Forge-film, boasting a growth score of 16.10 and 389 stars, is a multi-model DAG-driven parallel AI film generation engine that enables scene-independent speedup. Its unique approach to film generation has piqued the interest of developers seeking innovative solutions.
Pilipili-AutoVideo, featuring a growth score of 10.61 and 158 stars, is a fully automated AI video agent for local deployment. As developers seek to streamline their video production workflows, Pilipili-AutoVideo's appeal lies in its ease of use and automation capabilities.
Lastly, Awesome-Generative-Models, with a growth score of 10.59 and 99 stars, provides weekly real-time updates on the latest diffusion generation models across various fields. Its value lies in serving as a centralized hub for developers to stay informed about the latest advancements in generative models.

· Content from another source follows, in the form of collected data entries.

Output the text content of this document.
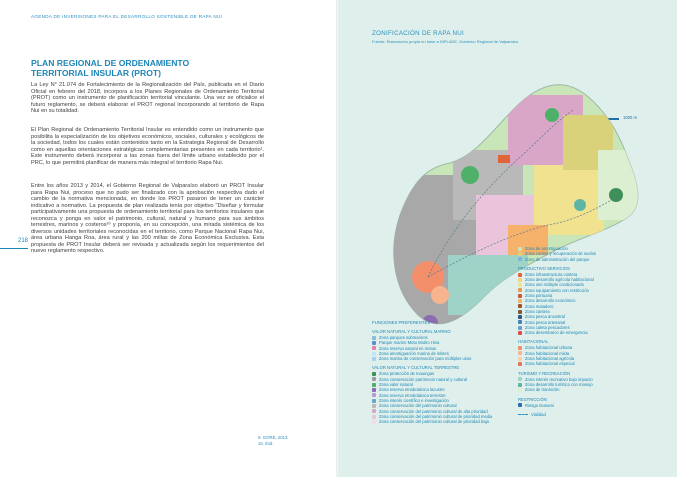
AGENDA DE INVERSIONES PARA EL DESARROLLO SOSTENIBLE DE RAPA NUI
PLAN REGIONAL DE ORDENAMIENTO
TERRITORIAL INSULAR (PROT)

La Ley N° 21.074 de Fortalecimiento de la Regionalización del País, publicada en el Diario Oficial en febrero del 2018, incorpora a los Planes Regionales de Ordenamiento Territorial (PROT) como un instrumento de planificación territorial vinculante. Una vez se oficialice el futuro reglamento, se deberá elaborar el PROT regional incorporando al territorio de Rapa Nui en su totalidad.

El Plan Regional de Ordenamiento Territorial Insular es entendido como un instrumento que posibilita la especialización de los objetivos económicos, sociales, culturales y ecológicos de la sociedad, todos los cuales están contenidos tanto en la Estrategia Regional de Desarrollo como en aquellas orientaciones estratégicas complementarias presentes en cada territorio¹. Este instrumento deberá incorporar a las zonas fuera del límite urbano establecido por el PRC, lo que permitirá planificar de manera más integral el territorio Rapa Nui.

Entre los años 2013 y 2014, el Gobierno Regional de Valparaíso elaboró un PROT Insular para Rapa Nui, proceso que no pudo ser finalizado con la aprobación respectiva dado el cambio de la normativa mencionada, en donde los PROT pasaron de tener un carácter indicativo a normativo. La propuesta de plan realizada tenía por objetivo "Diseñar y formular participativamente una propuesta de ordenamiento territorial para los territorios insulares que reconozca y ponga en valor el patrimonio, cultural, natural y humano para sus ámbitos terrestres, marinos y costeros¹⁰ y proponía, en su concepción, una mirada sistémica de los diversos unidades territoriales reconocidas en el territorio, como Parque Nacional Rapa Nui, área urbana Hanga Roa, área rural y las 200 millas de Zona Económica Exclusiva. Esta propuesta de PROT Insular deberá ser revisada y actualizada según los requerimientos del nuevo reglamento respectivo.

218
9. GORE, 2013.
10. Ibid.
ZONIFICACIÓN DE RAPA NUI
Fuente: Elaboración propia en base a DIPLADE, Gobierno Regional de Valparaíso
1000 m
FUNCIONES PREFERENTES
VALOR NATURAL Y CULTURAL MARINO
Zona parques submarinos
Parque marino Motu Motiro Hiva
Zona reserva natural en motus
Zona amortiguación marina de islotes
Zona marina de conservación para múltiples usos
VALOR NATURAL Y CULTURAL TERRESTRE
Zona protección de mauingas
Zona conservación patrimonio natural y cultural
Zona valor natural
Zona reserva etnobotánica lacustre
Zona reserva etnobotánica terrestre
Zona interés científico e investigación
Zona conservación del patrimonio cultural
Zona conservación del patrimonio cultural de alta prioridad
Zona conservación del patrimonio cultural de prioridad media
Zona conservación del patrimonio cultural de prioridad baja
Zona de amortiguación
Zona control y recuperación de suelos
Zona de administración del parque
PRODUCTIVO SERVICIOS
Zona infraestructura costera
Zona desarrollo agrícola habitacional
Zona uso múltiple condicionado
Zona equipamiento con restricción
Zona portuaria
Zona desarrollo económico
Zona matadero
Zona cantera
Zona pesca ancestral
Zona pesca artesanal
Zona caleta pescadores
Zona desembarco de emergencia
HABITACIONAL
Zona habitacional urbana
Zona habitacional mixta
Zona habitacional agrícola
Zona habitacional especial
TURISMO Y RECREACIÓN
Zona interés recreativo bajo impacto
Zona desarrollo turístico con manejo
Zona de transición
RESTRICCIÓN
Riesgo tsunami
Vialidad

OpenMontage, with its impressive growth score of 94.17 and 1,505 stars, is making waves as the world's first open-source, agentic video production system. This powerful tool allows users to turn their AI coding assistant into a full-fledged video production studio, boasting 11 pipelines, 49 tools, and over 400 agent skills.
JoyAI-Image, sporting a growth score of 58.58 and 1,124 stars, is gaining traction as the unified multimodal foundation model for image understanding, text-to-image generation, and instruction-guided image editing. Its versatility and robust capabilities are drawing in developers who seek to tap into its potential for various applications.
Kimodo, with a growth score of 44.09 and 1,794 stars, is an official implementation of the kinematic motion diffusion model for high-quality human(oid) motion generation. Its popularity stems from its ability to deliver realistic and precise motion outputs, making it a go-to choice for developers working on human-centered projects.
Stirling-image, boasting a growth score of 43.97 and 671 stars, is an innovative tool that provides 30+ tools and local AI in a single Docker container for image processing tasks like resizing, compressing, and upscaling. Its appeal lies in its self-contained nature, ensuring that users' images never leave their machine.
MOSS-VL, with a growth score of 37.70 and 182 stars, is the core multimodal model series within the OpenMOSS ecosystem, dedicated to visual understanding. As developers seek to improve their models' visual comprehension capabilities, MOSS-VL's popularity is on the rise.
Modly, featuring a growth score of 31.78 and 849 stars, is a desktop app that generates 3D models from images using local AI, running entirely on users' GPUs. Its growth can be attributed to its user-friendly interface and impressive performance capabilities.
AlayaRenderer, with a growth score of 27.82 and 555 stars, is an AI-native renderer for games and virtual worlds. As the gaming industry continues to adopt AI-driven solutions, AlayaRenderer's popularity is expected to grow further.
Forge-film, boasting a growth score of 16.10 and 389 stars, is a multi-model DAG-driven parallel AI film generation engine that enables scene-independent speedup. Its unique approach to film generation has piqued the interest of developers seeking innovative solutions.
Pilipili-AutoVideo, featuring a growth score of 10.61 and 158 stars, is a fully automated AI video agent for local deployment. As developers seek to streamline their video production workflows, Pilipili-AutoVideo's appeal lies in its ease of use and automation capabilities.
Lastly, Awesome-Generative-Models, with a growth score of 10.59 and 99 stars, provides weekly real-time updates on the latest diffusion generation models across various fields. Its value lies in serving as a centralized hub for developers to stay informed about the latest advancements in generative models.